On Thursday, February 9, an Oregon-based insurer was awarded $214 million by the United States Federal Court of Claims in an action instituted after Congress in 2014 failed to appropriate funds to enable the federal government to fund risk corridor payments due insurers under the Patient Protection and Affordable Care Act (Affordable Care Act). (Click here to see link to Moda Health Plan, Inc. v. The United States.)
The risk corridor program was intended to mitigate risks that insurers were taking on during the first few years of Affordable Care Act implementation by shifting funds from insurers that had over-performed on expectations to those that under-performed, i.e., those that had a greater proportion of insureds with underwriting losses. Congress had amended the statute to require that it appropriate funds to finance the risk corridor payments. Unfortunately, the legislation did not receive the appropriations needed from elsewhere within the Department of Health and Human Services to make up any shortfalls between the money collected from insurers and the money owed to them. Accordingly, on average, insurers received approximately 12% of the payments they had been owed.

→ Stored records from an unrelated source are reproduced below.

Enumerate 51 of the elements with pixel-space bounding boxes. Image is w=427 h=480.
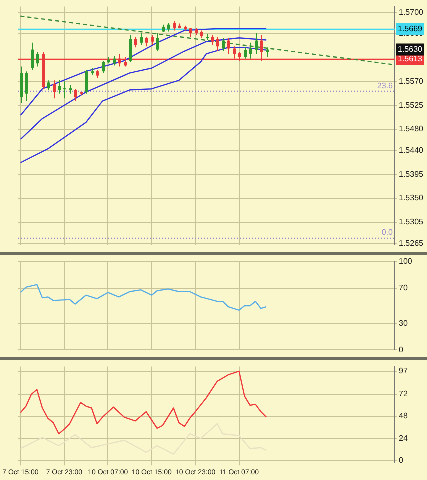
y-tick-label: 1.5440 — [399, 146, 424, 155]
candlestick — [58, 80, 61, 94]
candlestick — [25, 71, 28, 102]
candlestick — [63, 81, 66, 100]
y-tick-label: 0 — [399, 456, 404, 465]
candlestick — [151, 34, 154, 46]
y-tick-label: 1.5265 — [399, 238, 424, 248]
y-tick-label: 1.5350 — [399, 194, 424, 203]
candlestick — [102, 60, 105, 74]
annotation: 0.0 — [382, 228, 394, 237]
candlestick — [129, 34, 132, 63]
candlestick — [211, 34, 214, 46]
candlestick — [53, 80, 56, 100]
candlestick — [222, 38, 225, 52]
y-tick-label: 1.5480 — [399, 124, 424, 134]
candlestick — [31, 42, 34, 72]
candlestick — [249, 42, 252, 60]
candlestick — [173, 20, 176, 32]
annotation: 1.5630 — [398, 45, 424, 54]
candlestick — [156, 32, 159, 52]
candlestick — [189, 28, 192, 38]
y-tick-label: 100 — [399, 257, 413, 266]
candlestick — [74, 88, 77, 102]
candlestick — [255, 32, 258, 55]
annotation: 23.6 — [377, 81, 394, 90]
candlestick — [36, 52, 39, 68]
ref-line-label: 1.5669 — [398, 24, 424, 34]
candlestick — [227, 38, 230, 55]
candlestick — [140, 32, 143, 46]
candlestick — [216, 36, 219, 52]
y-tick-label: 30 — [399, 318, 408, 328]
candlestick — [85, 70, 88, 94]
y-tick-label: 24 — [399, 434, 408, 443]
y-tick-label: 1.5395 — [399, 170, 424, 179]
y-tick-label: 48 — [399, 412, 408, 421]
y-tick-label: 70 — [399, 284, 408, 293]
y-tick-label: 1.5305 — [399, 218, 424, 227]
candlestick — [134, 36, 137, 48]
candlestick — [113, 56, 116, 66]
candlestick — [266, 47, 269, 58]
y-tick-label: 1.5525 — [399, 100, 424, 110]
y-tick-label: 72 — [399, 390, 408, 399]
candlestick — [47, 80, 50, 91]
ref-line-label: 1.5613 — [398, 54, 424, 64]
candlestick — [145, 36, 148, 48]
y-tick-label: 97 — [399, 366, 408, 376]
y-tick-label: 1.5700 — [399, 8, 424, 17]
candlestick — [20, 66, 23, 104]
y-tick-label: 0 — [399, 345, 404, 354]
candlestick — [244, 47, 247, 60]
y-tick-label: 1.5570 — [399, 76, 424, 86]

In the February 9 opinion, the United States Court of Claims ruled that the government had “breached the contract by failing to make full risk corridor payments as promised.” The court, therefore, entered summary judgment in favor of the Oregon insurance company, Moda, in the amount of $214 million. The Federal Court of Claims concluded:
There is no genuine dispute that the Government is liable to Moda. Whether under statute or contract the Court finds that the Government made a promise in the risk corridors program that it has yet to fulfill. Today, the Court directs the Government to fulfill that promise. After all, “to say to [Moda], ‘The joke is on you. You shouldn’t have trusted us,’ is hardly worthy of our great government.” Brandt v. Hickel, 427 F.2d 53, 57 (9th Cir. 1970). “Government’s motion to dismiss is DENIED.”
The ruling could be viewed as establishing a precedent that could render the federal government responsible for billions of dollars in payments that insurers claimed they were owed under the risk corridors program.